El argumento del libro es bastante simple: una revista le propone cubrir la ya mítica maratón de Honolulú, y Thompson, asediado por abogados y problemas judiciales, invita al dibujante Ralph Steadman y acude a la cita. Su plan es simple, y así se lo cuenta a Steadman en una carta. La maratón tiene un recorrido de unos cuarenta kilómetros, todos comienzan la carrera con mucha lentitud; lo que propone Thompson es correr como desenfrenados los cinco primeros kilómetros con la sola intención de desanimar a los otros corredores. Ese es, en general, el espíritu del libro: Thompson como un niño pícaro y bastante drogado que hace travesuras.

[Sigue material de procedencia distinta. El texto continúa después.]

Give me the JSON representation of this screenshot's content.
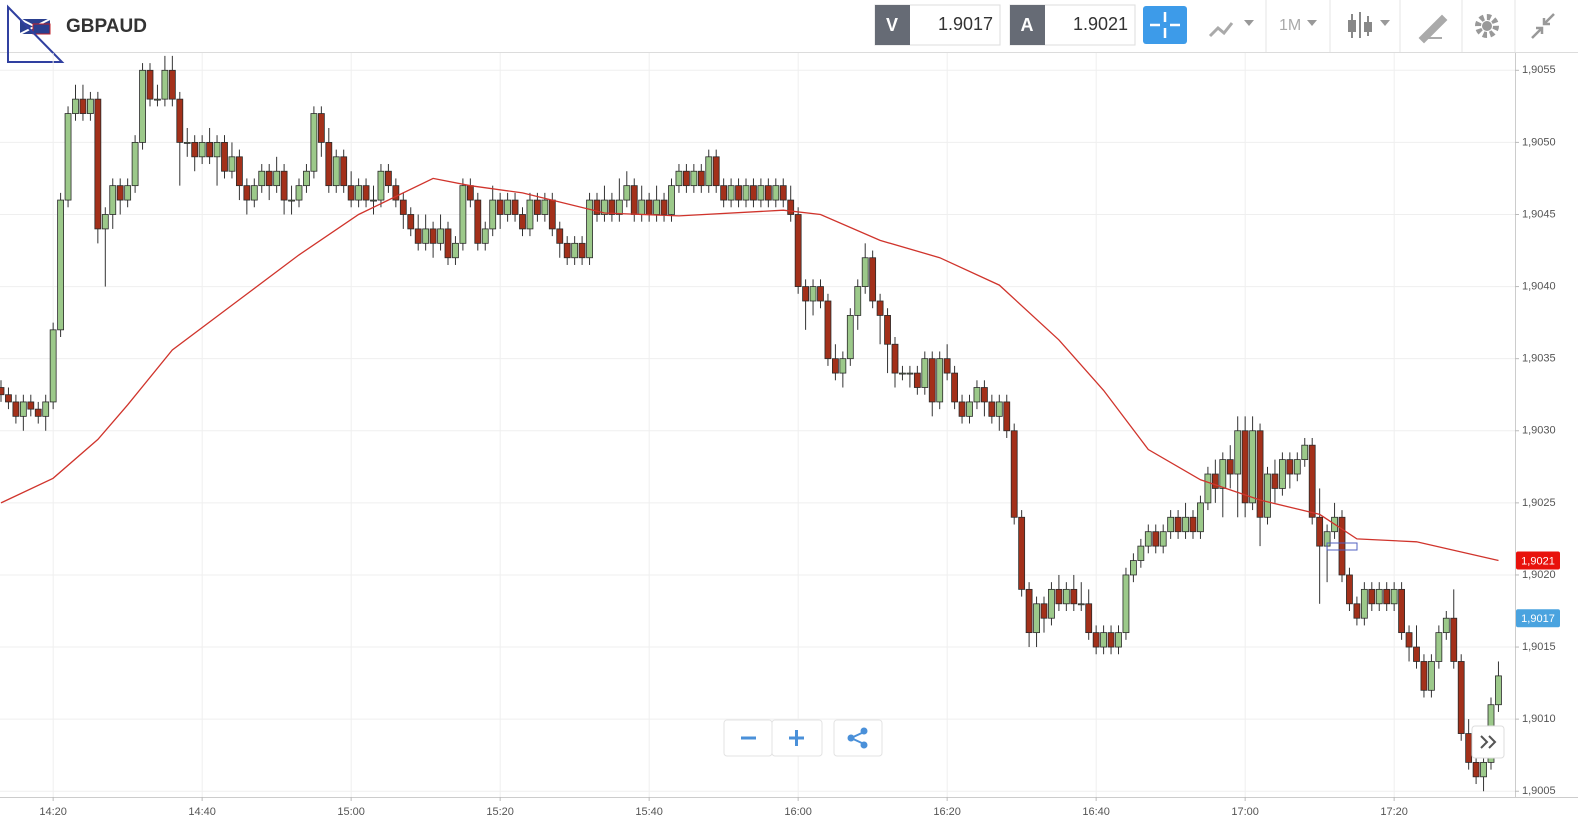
{
  "header": {
    "symbol": "GBPAUD",
    "bid_label": "V",
    "bid": "1.9017",
    "ask_label": "A",
    "ask": "1.9021",
    "timeframe": "1M"
  },
  "chart_data": {
    "type": "candlestick",
    "up_color": "#9cc98a",
    "down_color": "#a3301a",
    "categories": [
      "14:13",
      "14:14",
      "14:15",
      "14:16",
      "14:17",
      "14:18",
      "14:19",
      "14:20",
      "14:21",
      "14:22",
      "14:23",
      "14:24",
      "14:25",
      "14:26",
      "14:27",
      "14:28",
      "14:29",
      "14:30",
      "14:31",
      "14:32",
      "14:33",
      "14:34",
      "14:35",
      "14:36",
      "14:37",
      "14:38",
      "14:39",
      "14:40",
      "14:41",
      "14:42",
      "14:43",
      "14:44",
      "14:45",
      "14:46",
      "14:47",
      "14:48",
      "14:49",
      "14:50",
      "14:51",
      "14:52",
      "14:53",
      "14:54",
      "14:55",
      "14:56",
      "14:57",
      "14:58",
      "14:59",
      "15:00",
      "15:01",
      "15:02",
      "15:03",
      "15:04",
      "15:05",
      "15:06",
      "15:07",
      "15:08",
      "15:09",
      "15:10",
      "15:11",
      "15:12",
      "15:13",
      "15:14",
      "15:15",
      "15:16",
      "15:17",
      "15:18",
      "15:19",
      "15:20",
      "15:21",
      "15:22",
      "15:23",
      "15:24",
      "15:25",
      "15:26",
      "15:27",
      "15:28",
      "15:29",
      "15:30",
      "15:31",
      "15:32",
      "15:33",
      "15:34",
      "15:35",
      "15:36",
      "15:37",
      "15:38",
      "15:39",
      "15:40",
      "15:41",
      "15:42",
      "15:43",
      "15:44",
      "15:45",
      "15:46",
      "15:47",
      "15:48",
      "15:49",
      "15:50",
      "15:51",
      "15:52",
      "15:53",
      "15:54",
      "15:55",
      "15:56",
      "15:57",
      "15:58",
      "15:59",
      "16:00",
      "16:01",
      "16:02",
      "16:03",
      "16:04",
      "16:05",
      "16:06",
      "16:07",
      "16:08",
      "16:09",
      "16:10",
      "16:11",
      "16:12",
      "16:13",
      "16:14",
      "16:15",
      "16:16",
      "16:17",
      "16:18",
      "16:19",
      "16:20",
      "16:21",
      "16:22",
      "16:23",
      "16:24",
      "16:25",
      "16:26",
      "16:27",
      "16:28",
      "16:29",
      "16:30",
      "16:31",
      "16:32",
      "16:33",
      "16:34",
      "16:35",
      "16:36",
      "16:37",
      "16:38",
      "16:39",
      "16:40",
      "16:41",
      "16:42",
      "16:43",
      "16:44",
      "16:45",
      "16:46",
      "16:47",
      "16:48",
      "16:49",
      "16:50",
      "16:51",
      "16:52",
      "16:53",
      "16:54",
      "16:55",
      "16:56",
      "16:57",
      "16:58",
      "16:59",
      "17:00",
      "17:01",
      "17:02",
      "17:03",
      "17:04",
      "17:05",
      "17:06",
      "17:07",
      "17:08",
      "17:09",
      "17:10",
      "17:11",
      "17:12",
      "17:13",
      "17:14",
      "17:15",
      "17:16",
      "17:17",
      "17:18",
      "17:19",
      "17:20",
      "17:21",
      "17:22",
      "17:23",
      "17:24",
      "17:25",
      "17:26",
      "17:27",
      "17:28",
      "17:29",
      "17:30",
      "17:31",
      "17:32",
      "17:33",
      "17:34"
    ],
    "open": [
      1.9033,
      1.90325,
      1.9032,
      1.9031,
      1.9032,
      1.90315,
      1.9031,
      1.9032,
      1.9037,
      1.9046,
      1.9052,
      1.9053,
      1.9052,
      1.9053,
      1.9044,
      1.9045,
      1.9047,
      1.9046,
      1.9047,
      1.905,
      1.9055,
      1.9053,
      1.9053,
      1.9055,
      1.9053,
      1.905,
      1.905,
      1.9049,
      1.905,
      1.9049,
      1.905,
      1.9048,
      1.9049,
      1.9047,
      1.9046,
      1.9047,
      1.9048,
      1.9047,
      1.9048,
      1.9046,
      1.9046,
      1.9047,
      1.9048,
      1.9052,
      1.905,
      1.9047,
      1.9049,
      1.9047,
      1.9046,
      1.9047,
      1.9046,
      1.9046,
      1.9048,
      1.9047,
      1.9046,
      1.9045,
      1.9044,
      1.9043,
      1.9044,
      1.9043,
      1.9044,
      1.9042,
      1.9043,
      1.9047,
      1.9046,
      1.9043,
      1.9044,
      1.9046,
      1.9045,
      1.9046,
      1.9045,
      1.9044,
      1.9046,
      1.9045,
      1.9046,
      1.9044,
      1.9043,
      1.9042,
      1.9043,
      1.9042,
      1.9046,
      1.9045,
      1.9046,
      1.9045,
      1.9046,
      1.9047,
      1.9045,
      1.9046,
      1.9045,
      1.9046,
      1.9045,
      1.9047,
      1.9048,
      1.9047,
      1.9048,
      1.9047,
      1.9049,
      1.9047,
      1.9046,
      1.9047,
      1.9046,
      1.9047,
      1.9046,
      1.9047,
      1.9046,
      1.9047,
      1.9046,
      1.9045,
      1.904,
      1.9039,
      1.904,
      1.9039,
      1.9035,
      1.9034,
      1.9035,
      1.9038,
      1.904,
      1.9042,
      1.9039,
      1.9038,
      1.9036,
      1.9034,
      1.9034,
      1.9034,
      1.9033,
      1.9035,
      1.9032,
      1.9035,
      1.9034,
      1.9032,
      1.9031,
      1.9032,
      1.9033,
      1.9032,
      1.9031,
      1.9032,
      1.903,
      1.9024,
      1.9019,
      1.9016,
      1.9018,
      1.9017,
      1.9019,
      1.9018,
      1.9019,
      1.9018,
      1.9018,
      1.9016,
      1.9015,
      1.9016,
      1.9015,
      1.9016,
      1.902,
      1.9021,
      1.9022,
      1.9023,
      1.9022,
      1.9023,
      1.9024,
      1.9023,
      1.9024,
      1.9023,
      1.9025,
      1.9027,
      1.9026,
      1.9028,
      1.9027,
      1.903,
      1.9025,
      1.903,
      1.9024,
      1.9027,
      1.9026,
      1.9028,
      1.9027,
      1.9028,
      1.9029,
      1.9024,
      1.9022,
      1.9023,
      1.9024,
      1.902,
      1.9018,
      1.9017,
      1.9019,
      1.9018,
      1.9019,
      1.9018,
      1.9019,
      1.9016,
      1.9015,
      1.9014,
      1.9012,
      1.9014,
      1.9016,
      1.9017,
      1.9014,
      1.9009,
      1.9007,
      1.9006,
      1.9007,
      1.9011
    ],
    "high": [
      1.90335,
      1.9033,
      1.90325,
      1.90325,
      1.90325,
      1.9032,
      1.90325,
      1.90375,
      1.90465,
      1.90525,
      1.9054,
      1.9054,
      1.90535,
      1.90535,
      1.90455,
      1.90475,
      1.90475,
      1.90475,
      1.90505,
      1.90555,
      1.90555,
      1.9054,
      1.9056,
      1.9056,
      1.90535,
      1.9051,
      1.90505,
      1.90505,
      1.9051,
      1.90505,
      1.90505,
      1.905,
      1.90495,
      1.90475,
      1.90475,
      1.90485,
      1.90485,
      1.9049,
      1.90485,
      1.9047,
      1.90475,
      1.90485,
      1.90525,
      1.90525,
      1.9051,
      1.90495,
      1.90495,
      1.9048,
      1.90475,
      1.90475,
      1.9047,
      1.90485,
      1.90485,
      1.90475,
      1.90465,
      1.90455,
      1.9045,
      1.9045,
      1.90445,
      1.9045,
      1.90445,
      1.90435,
      1.90475,
      1.90475,
      1.90465,
      1.90445,
      1.9047,
      1.90465,
      1.90465,
      1.90465,
      1.90455,
      1.90465,
      1.90465,
      1.90465,
      1.90465,
      1.90445,
      1.90435,
      1.90435,
      1.90435,
      1.90465,
      1.90465,
      1.9047,
      1.90465,
      1.90475,
      1.9048,
      1.90475,
      1.9047,
      1.90465,
      1.9047,
      1.90465,
      1.90475,
      1.90485,
      1.90485,
      1.90485,
      1.90485,
      1.90495,
      1.90495,
      1.90475,
      1.90475,
      1.90475,
      1.90475,
      1.90475,
      1.90475,
      1.90475,
      1.90475,
      1.90475,
      1.9047,
      1.90455,
      1.90405,
      1.90405,
      1.90405,
      1.90395,
      1.9036,
      1.90355,
      1.90385,
      1.90405,
      1.9043,
      1.90425,
      1.90395,
      1.90385,
      1.90365,
      1.90345,
      1.90345,
      1.90345,
      1.90355,
      1.90355,
      1.90355,
      1.9036,
      1.90345,
      1.90325,
      1.90325,
      1.90335,
      1.90335,
      1.90325,
      1.90325,
      1.90325,
      1.90305,
      1.90245,
      1.90195,
      1.90185,
      1.90185,
      1.90195,
      1.902,
      1.90195,
      1.902,
      1.90195,
      1.9019,
      1.90165,
      1.90165,
      1.90165,
      1.90165,
      1.90205,
      1.90215,
      1.90225,
      1.90235,
      1.90235,
      1.90235,
      1.90245,
      1.90245,
      1.9025,
      1.90245,
      1.90255,
      1.90275,
      1.9028,
      1.90285,
      1.9029,
      1.9031,
      1.9031,
      1.9031,
      1.90305,
      1.90275,
      1.9028,
      1.90285,
      1.90285,
      1.90285,
      1.90295,
      1.90295,
      1.9026,
      1.90235,
      1.9025,
      1.90245,
      1.90205,
      1.90185,
      1.90195,
      1.90195,
      1.90195,
      1.90195,
      1.90195,
      1.90195,
      1.90165,
      1.90165,
      1.90145,
      1.90145,
      1.90165,
      1.90175,
      1.9019,
      1.90145,
      1.901,
      1.9009,
      1.90075,
      1.90115,
      1.9014
    ],
    "low": [
      1.9032,
      1.90315,
      1.90305,
      1.903,
      1.9031,
      1.90305,
      1.903,
      1.90315,
      1.90365,
      1.90455,
      1.90515,
      1.90515,
      1.90515,
      1.9043,
      1.904,
      1.9044,
      1.9045,
      1.90455,
      1.90465,
      1.90495,
      1.90525,
      1.90525,
      1.90525,
      1.90525,
      1.9047,
      1.9049,
      1.9048,
      1.90485,
      1.90485,
      1.9047,
      1.90475,
      1.90475,
      1.9046,
      1.9045,
      1.90455,
      1.90465,
      1.9046,
      1.90465,
      1.9045,
      1.9045,
      1.90455,
      1.90465,
      1.90475,
      1.9049,
      1.90465,
      1.90465,
      1.90465,
      1.90455,
      1.90455,
      1.90455,
      1.9045,
      1.90455,
      1.90465,
      1.90455,
      1.9044,
      1.90435,
      1.90425,
      1.90425,
      1.9042,
      1.90425,
      1.90415,
      1.90415,
      1.90425,
      1.90455,
      1.90425,
      1.90425,
      1.90435,
      1.9044,
      1.90445,
      1.90445,
      1.90435,
      1.90435,
      1.90445,
      1.90445,
      1.90435,
      1.9042,
      1.90415,
      1.90415,
      1.90415,
      1.90415,
      1.90445,
      1.90445,
      1.90445,
      1.90445,
      1.90455,
      1.90445,
      1.90445,
      1.90445,
      1.90445,
      1.90445,
      1.90445,
      1.90465,
      1.90465,
      1.90465,
      1.90465,
      1.90465,
      1.90465,
      1.90455,
      1.90455,
      1.90455,
      1.90455,
      1.90455,
      1.90455,
      1.90455,
      1.90455,
      1.90455,
      1.90445,
      1.90395,
      1.9037,
      1.9038,
      1.90385,
      1.90345,
      1.90335,
      1.9033,
      1.90345,
      1.9037,
      1.90395,
      1.90385,
      1.9036,
      1.9034,
      1.9033,
      1.90335,
      1.9033,
      1.90325,
      1.90325,
      1.9031,
      1.90315,
      1.90335,
      1.90315,
      1.90305,
      1.90305,
      1.90315,
      1.9031,
      1.90305,
      1.903,
      1.90295,
      1.90235,
      1.90185,
      1.9015,
      1.9015,
      1.9016,
      1.90165,
      1.90175,
      1.90175,
      1.90175,
      1.90175,
      1.90155,
      1.90145,
      1.90145,
      1.90145,
      1.90145,
      1.90155,
      1.90195,
      1.90205,
      1.90215,
      1.90215,
      1.90215,
      1.90225,
      1.90225,
      1.90225,
      1.90225,
      1.90225,
      1.90245,
      1.9025,
      1.9024,
      1.9026,
      1.9024,
      1.9024,
      1.90245,
      1.9022,
      1.90235,
      1.9025,
      1.90255,
      1.9026,
      1.90265,
      1.90275,
      1.90235,
      1.9018,
      1.90195,
      1.90225,
      1.90195,
      1.90175,
      1.90165,
      1.90165,
      1.90175,
      1.90175,
      1.90175,
      1.90175,
      1.90155,
      1.9014,
      1.90135,
      1.90115,
      1.90115,
      1.90135,
      1.90155,
      1.90135,
      1.90085,
      1.90065,
      1.90055,
      1.9005,
      1.90065,
      1.90105
    ],
    "close": [
      1.90325,
      1.9032,
      1.9031,
      1.9032,
      1.90315,
      1.9031,
      1.9032,
      1.9037,
      1.9046,
      1.9052,
      1.9053,
      1.9052,
      1.9053,
      1.9044,
      1.9045,
      1.9047,
      1.9046,
      1.9047,
      1.905,
      1.9055,
      1.9053,
      1.9053,
      1.9055,
      1.9053,
      1.905,
      1.905,
      1.9049,
      1.905,
      1.9049,
      1.905,
      1.9048,
      1.9049,
      1.9047,
      1.9046,
      1.9047,
      1.9048,
      1.9047,
      1.9048,
      1.9046,
      1.9046,
      1.9047,
      1.9048,
      1.9052,
      1.905,
      1.9047,
      1.9049,
      1.9047,
      1.9046,
      1.9047,
      1.9046,
      1.9046,
      1.9048,
      1.9047,
      1.9046,
      1.9045,
      1.9044,
      1.9043,
      1.9044,
      1.9043,
      1.9044,
      1.9042,
      1.9043,
      1.9047,
      1.9046,
      1.9043,
      1.9044,
      1.9046,
      1.9045,
      1.9046,
      1.9045,
      1.9044,
      1.9046,
      1.9045,
      1.9046,
      1.9044,
      1.9043,
      1.9042,
      1.9043,
      1.9042,
      1.9046,
      1.9045,
      1.9046,
      1.9045,
      1.9046,
      1.9047,
      1.9045,
      1.9046,
      1.9045,
      1.9046,
      1.9045,
      1.9047,
      1.9048,
      1.9047,
      1.9048,
      1.9047,
      1.9049,
      1.9047,
      1.9046,
      1.9047,
      1.9046,
      1.9047,
      1.9046,
      1.9047,
      1.9046,
      1.9047,
      1.9046,
      1.9045,
      1.904,
      1.9039,
      1.904,
      1.9039,
      1.9035,
      1.9034,
      1.9035,
      1.9038,
      1.904,
      1.9042,
      1.9039,
      1.9038,
      1.9036,
      1.9034,
      1.9034,
      1.9034,
      1.9033,
      1.9035,
      1.9032,
      1.9035,
      1.9034,
      1.9032,
      1.9031,
      1.9032,
      1.9033,
      1.9032,
      1.9031,
      1.9032,
      1.903,
      1.9024,
      1.9019,
      1.9016,
      1.9018,
      1.9017,
      1.9019,
      1.9018,
      1.9019,
      1.9018,
      1.9018,
      1.9016,
      1.9015,
      1.9016,
      1.9015,
      1.9016,
      1.902,
      1.9021,
      1.9022,
      1.9023,
      1.9022,
      1.9023,
      1.9024,
      1.9023,
      1.9024,
      1.9023,
      1.9025,
      1.9027,
      1.9026,
      1.9028,
      1.9027,
      1.903,
      1.9025,
      1.903,
      1.9024,
      1.9027,
      1.9026,
      1.9028,
      1.9027,
      1.9028,
      1.9029,
      1.9024,
      1.9022,
      1.9023,
      1.9024,
      1.902,
      1.9018,
      1.9017,
      1.9019,
      1.9018,
      1.9019,
      1.9018,
      1.9019,
      1.9016,
      1.9015,
      1.9014,
      1.9012,
      1.9014,
      1.9016,
      1.9017,
      1.9014,
      1.9009,
      1.9007,
      1.9006,
      1.9007,
      1.9011,
      1.9013
    ],
    "ma": {
      "color": "#d0342c",
      "x": [
        "14:13",
        "14:20",
        "14:26",
        "14:30",
        "14:36",
        "14:45",
        "14:53",
        "15:01",
        "15:11",
        "15:16",
        "15:23",
        "15:34",
        "15:44",
        "15:58",
        "16:03",
        "16:11",
        "16:19",
        "16:27",
        "16:35",
        "16:41",
        "16:47",
        "16:54",
        "17:02",
        "17:10",
        "17:15",
        "17:23",
        "17:34"
      ],
      "values": [
        1.9025,
        1.90267,
        1.90294,
        1.90318,
        1.90356,
        1.90391,
        1.90422,
        1.9045,
        1.90475,
        1.9047,
        1.90465,
        1.90451,
        1.90449,
        1.90453,
        1.9045,
        1.90432,
        1.9042,
        1.90401,
        1.90363,
        1.90328,
        1.90287,
        1.90266,
        1.90252,
        1.90242,
        1.90225,
        1.90223,
        1.9021
      ]
    },
    "ylim": [
      1.90046,
      1.90562
    ],
    "yticks": [
      {
        "value": 1.9005,
        "label": "1,9005"
      },
      {
        "value": 1.901,
        "label": "1,9010"
      },
      {
        "value": 1.9015,
        "label": "1,9015"
      },
      {
        "value": 1.902,
        "label": "1,9020"
      },
      {
        "value": 1.9025,
        "label": "1,9025"
      },
      {
        "value": 1.903,
        "label": "1,9030"
      },
      {
        "value": 1.9035,
        "label": "1,9035"
      },
      {
        "value": 1.904,
        "label": "1,9040"
      },
      {
        "value": 1.9045,
        "label": "1,9045"
      },
      {
        "value": 1.905,
        "label": "1,9050"
      },
      {
        "value": 1.9055,
        "label": "1,9055"
      }
    ],
    "xticks": [
      "14:20",
      "14:40",
      "15:00",
      "15:20",
      "15:40",
      "16:00",
      "16:20",
      "16:40",
      "17:00",
      "17:20"
    ],
    "grid": true,
    "price_tags": [
      {
        "value": 1.9021,
        "label": "1,9021",
        "color": "#e8120c"
      },
      {
        "value": 1.9017,
        "label": "1,9017",
        "color": "#4aa3df"
      }
    ]
  }
}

El libro está lleno de grandes momentos, desde el principio, donde uno de los pasajeros se encierra en el baño antes del despegue, hasta la increíble cantidad de dificultades que Thompson y sus amigos tienen que atravesar en ese lugar supuestamente paradisíaco que es Hawai. Porque el maratón pasa sin demasiada pena ni gloria, pero Thompson y sus amigos se quedan allí, salen a pescar (más bien a drogarse en alta mar), oyen de las terribles bandas de coreanos que tiran a las personas de los puentes o soportan lluvias eternas encerrados en una casa alquilada. Todo esto cortado por los libros que Thompson lee para documentarse, y la delirante historia del capitán Cook, confundido con el dios Lono a su llegada al lugar y devorado por los aborígenes.

Naturalmente, el libro no llega a ninguna parte. No es una novela, sino el mejor ejemplo de esa clase de “periodismo gonzo” que el mismo Thompson inventó (aquel donde el periodista es tanto o más importante que el hecho narrado). Pero es divertido de leer, a veces tanto como esa película de Terry Gillian, un buen regalo para la gente que todavía lee a los malditos o una excelente medicina para los que tienen soportar el inviernito que se viene.